Henry Young was born on 22 March 1873 at 45 Silver Grove Street, Belfast, the fourth of five children of photographer John Young and his wife Isabella (née Copeland). By 1896 he was working as a spirit grocer and living at 36 Balfour Avenue. On 13 May that year he married Charlotte Kidd at St Thomas's Church of Ireland Parish Church in Belfast. The couple had nine children over the next sixteen years.

Young enlisted in the Imperial Yeomanry at Belfast on 5 March 1901 (No.34503). He served in South Africa in the Boer War with the 74th (Dublin) Company from 13 April 1901, returning home on 1 September the following year. He was discharged on 7 September 1902.

By the time of the 1911 Census, Young was working as a shipyard labourer and living at 7 Brussels Street, Belfast, with his wife Charlotte and their four surviving children (another would be born a year later). Charlotte died on 18 January 1914. They were living at 31 Vicarage Street at the time, Henry working as a butler.

On 31 December 1914 Young married widow Mary Agnes Frampton (née Russell) at the Holy Trinity Church of Ireland Parish Church, Belfast. She had had ten children by her previous marrage, eight surviving. Henry and Mary had two more children in the next two years.
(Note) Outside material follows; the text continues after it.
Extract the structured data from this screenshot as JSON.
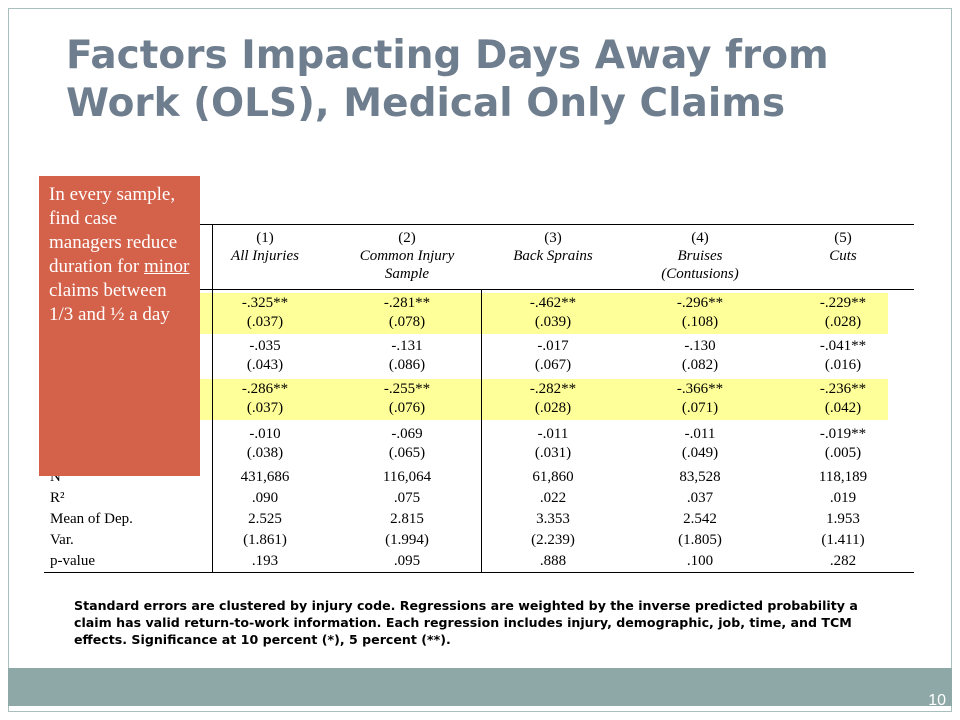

Young enlisted in the North Irish Horse on 4 February 1915 (No.1446). He trained at the regiment's Antrim reserve depot before embarking for France on 17 November 1915 with F Squadron, which at the time was serving as divisional cavalry to the 33rd Division.
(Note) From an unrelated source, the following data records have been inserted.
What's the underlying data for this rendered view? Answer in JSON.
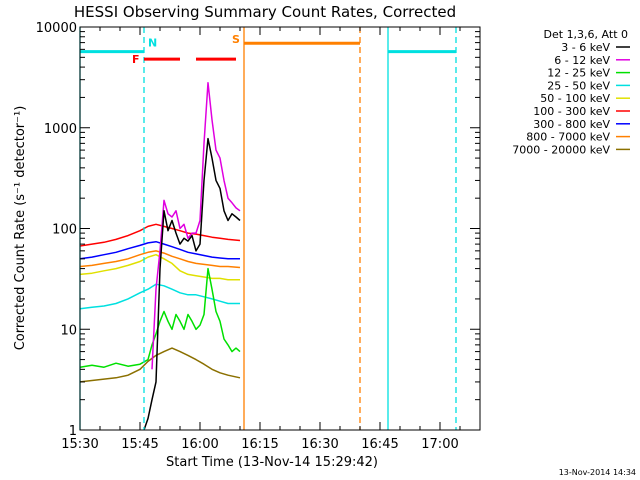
{
  "chart_data": {
    "type": "line",
    "title": "HESSI Observing Summary Count Rates, Corrected",
    "xlabel": "Start Time (13-Nov-14 15:29:42)",
    "ylabel": "Corrected Count Rate (s⁻¹ detector⁻¹)",
    "y_scale": "log",
    "ylim": [
      1,
      10000
    ],
    "xlim": [
      "15:30",
      "17:10"
    ],
    "x_ticks": [
      "15:30",
      "15:45",
      "16:00",
      "16:15",
      "16:30",
      "16:45",
      "17:00"
    ],
    "y_ticks": [
      "1",
      "10",
      "100",
      "1000",
      "10000"
    ],
    "grid": false,
    "legend_position": "right",
    "legend_title": "Det 1,3,6, Att 0",
    "series": [
      {
        "name": "3 - 6 keV",
        "color": "#000000",
        "x": [
          "15:46",
          "15:47",
          "15:48",
          "15:49",
          "15:50",
          "15:51",
          "15:52",
          "15:53",
          "15:54",
          "15:55",
          "15:56",
          "15:57",
          "15:58",
          "15:59",
          "16:00",
          "16:01",
          "16:02",
          "16:03",
          "16:04",
          "16:05",
          "16:06",
          "16:07",
          "16:08",
          "16:09",
          "16:10"
        ],
        "values": [
          1,
          1.3,
          2,
          3,
          40,
          150,
          95,
          120,
          90,
          70,
          80,
          75,
          85,
          60,
          70,
          300,
          780,
          500,
          300,
          250,
          150,
          120,
          140,
          130,
          120
        ]
      },
      {
        "name": "6 - 12 keV",
        "color": "#e000e0",
        "x": [
          "15:48",
          "15:49",
          "15:50",
          "15:51",
          "15:52",
          "15:53",
          "15:54",
          "15:55",
          "15:56",
          "15:57",
          "15:58",
          "15:59",
          "16:00",
          "16:01",
          "16:02",
          "16:03",
          "16:04",
          "16:05",
          "16:06",
          "16:07",
          "16:08",
          "16:09",
          "16:10"
        ],
        "values": [
          4,
          25,
          60,
          190,
          140,
          130,
          150,
          100,
          110,
          80,
          90,
          90,
          120,
          700,
          2800,
          1200,
          600,
          500,
          300,
          200,
          180,
          160,
          150
        ]
      },
      {
        "name": "12 - 25 keV",
        "color": "#00e000",
        "x": [
          "15:30",
          "15:33",
          "15:36",
          "15:39",
          "15:42",
          "15:45",
          "15:47",
          "15:48",
          "15:49",
          "15:50",
          "15:51",
          "15:52",
          "15:53",
          "15:54",
          "15:55",
          "15:56",
          "15:57",
          "15:58",
          "15:59",
          "16:00",
          "16:01",
          "16:02",
          "16:03",
          "16:04",
          "16:05",
          "16:06",
          "16:07",
          "16:08",
          "16:09",
          "16:10"
        ],
        "values": [
          4.2,
          4.4,
          4.2,
          4.6,
          4.3,
          4.5,
          5,
          7,
          9,
          12,
          15,
          12,
          10,
          14,
          12,
          10,
          14,
          12,
          10,
          11,
          14,
          40,
          25,
          15,
          12,
          8,
          7,
          6,
          6.5,
          6
        ]
      },
      {
        "name": "25 - 50 keV",
        "color": "#00e0e0",
        "x": [
          "15:30",
          "15:33",
          "15:36",
          "15:39",
          "15:42",
          "15:45",
          "15:47",
          "15:49",
          "15:51",
          "15:53",
          "15:55",
          "15:57",
          "15:59",
          "16:01",
          "16:03",
          "16:05",
          "16:07",
          "16:10"
        ],
        "values": [
          16,
          16.5,
          17,
          18,
          20,
          23,
          25,
          28,
          27,
          25,
          23,
          22,
          22,
          21,
          20,
          19,
          18,
          18
        ]
      },
      {
        "name": "50 - 100 keV",
        "color": "#e0e000",
        "x": [
          "15:30",
          "15:33",
          "15:36",
          "15:39",
          "15:42",
          "15:45",
          "15:47",
          "15:49",
          "15:51",
          "15:53",
          "15:55",
          "15:57",
          "15:59",
          "16:01",
          "16:03",
          "16:05",
          "16:07",
          "16:10"
        ],
        "values": [
          35,
          36,
          38,
          40,
          43,
          47,
          52,
          55,
          50,
          45,
          38,
          35,
          34,
          33,
          32,
          32,
          31,
          31
        ]
      },
      {
        "name": "100 - 300 keV",
        "color": "#ff0000",
        "x": [
          "15:30",
          "15:33",
          "15:36",
          "15:39",
          "15:42",
          "15:45",
          "15:47",
          "15:49",
          "15:51",
          "15:53",
          "15:55",
          "15:57",
          "15:59",
          "16:01",
          "16:03",
          "16:05",
          "16:07",
          "16:10"
        ],
        "values": [
          67,
          70,
          73,
          78,
          85,
          95,
          105,
          110,
          105,
          100,
          95,
          90,
          88,
          85,
          82,
          80,
          78,
          76
        ]
      },
      {
        "name": "300 - 800 keV",
        "color": "#0000ff",
        "x": [
          "15:30",
          "15:33",
          "15:36",
          "15:39",
          "15:42",
          "15:45",
          "15:47",
          "15:49",
          "15:51",
          "15:53",
          "15:55",
          "15:57",
          "15:59",
          "16:01",
          "16:03",
          "16:05",
          "16:07",
          "16:10"
        ],
        "values": [
          50,
          52,
          55,
          58,
          63,
          68,
          72,
          74,
          70,
          66,
          62,
          58,
          56,
          54,
          52,
          51,
          50,
          50
        ]
      },
      {
        "name": "800 - 7000 keV",
        "color": "#ff8000",
        "x": [
          "15:30",
          "15:33",
          "15:36",
          "15:39",
          "15:42",
          "15:45",
          "15:47",
          "15:49",
          "15:51",
          "15:53",
          "15:55",
          "15:57",
          "15:59",
          "16:01",
          "16:03",
          "16:05",
          "16:07",
          "16:10"
        ],
        "values": [
          42,
          43,
          45,
          47,
          50,
          55,
          58,
          60,
          57,
          53,
          50,
          47,
          45,
          44,
          43,
          42,
          42,
          41
        ]
      },
      {
        "name": "7000 - 20000 keV",
        "color": "#8b7000",
        "x": [
          "15:30",
          "15:33",
          "15:36",
          "15:39",
          "15:42",
          "15:45",
          "15:47",
          "15:49",
          "15:51",
          "15:53",
          "15:55",
          "15:57",
          "15:59",
          "16:01",
          "16:03",
          "16:05",
          "16:07",
          "16:10"
        ],
        "values": [
          3,
          3.1,
          3.2,
          3.3,
          3.5,
          4,
          4.8,
          5.5,
          6,
          6.5,
          6,
          5.5,
          5,
          4.5,
          4,
          3.7,
          3.5,
          3.3
        ]
      }
    ],
    "segments": [
      {
        "color": "#00e0e0",
        "from": "15:30",
        "to": "15:46",
        "y": 5700
      },
      {
        "color": "#00e0e0",
        "from": "16:47",
        "to": "17:04",
        "y": 5700
      },
      {
        "color": "#ff8000",
        "from": "16:11",
        "to": "16:40",
        "y": 6900
      },
      {
        "color": "#ff0000",
        "from": "15:46",
        "to": "15:55",
        "y": 4800
      },
      {
        "color": "#ff0000",
        "from": "15:59",
        "to": "16:09",
        "y": 4800
      }
    ],
    "vertical_markers": [
      {
        "t": "15:30",
        "color": "#00e0e0",
        "style": "solid"
      },
      {
        "t": "15:46",
        "color": "#00e0e0",
        "style": "dashed"
      },
      {
        "t": "16:11",
        "color": "#ff8000",
        "style": "solid"
      },
      {
        "t": "16:40",
        "color": "#ff8000",
        "style": "dashed"
      },
      {
        "t": "16:47",
        "color": "#00e0e0",
        "style": "solid"
      },
      {
        "t": "17:04",
        "color": "#00e0e0",
        "style": "dashed"
      }
    ],
    "flag_labels": [
      {
        "text": "N",
        "color": "#00e0e0",
        "t": "15:47",
        "y": 7000
      },
      {
        "text": "F",
        "color": "#ff0000",
        "t": "15:43",
        "y": 4800
      },
      {
        "text": "S",
        "color": "#ff8000",
        "t": "16:08",
        "y": 7600
      }
    ]
  },
  "timestamp": "13-Nov-2014 14:34"
}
In June 1916 F Squadron combined with C Squadron and the 6th (Inniskilling) Dragoons Service Squadron to form the 2nd North Irish Horse Regiment, serving as corps cavalry to X Corps until September 1917, when the regiment was disbanded and its men transferred to the infantry. It is probable that by then, however, Young had been posted to one of the squadrons of the 1st North Irish Horse Regiment, which remained for the time a cavalry regiment.

On 1 December 1917 he was admitted to the No.35 General Hospital at Calais suffering from myalgia. Later that month he was evacuated to the UK, where he was admitted to the Kitchener Military Hospital at Brighton.

On 29 March 1918 Young was transferred to the Royal Flying Corps (No.147560) with the rank of Air Mechanic Grade 3. Three days later the RFC became the Royal Air Force and Young was given the rank of Private Class 2. On 2 April 1919 he was demobilised and transferred to the RAF's G Reserve.

After the war Young lived with his family at 70 Beverley Street, Belfast, at least one record giving his occupation again as a butler. By 1944 he was living at 111 Westmoreland Street. He died on 25 April that year in the Belfast City Hospital and was buried in the City Cemetery.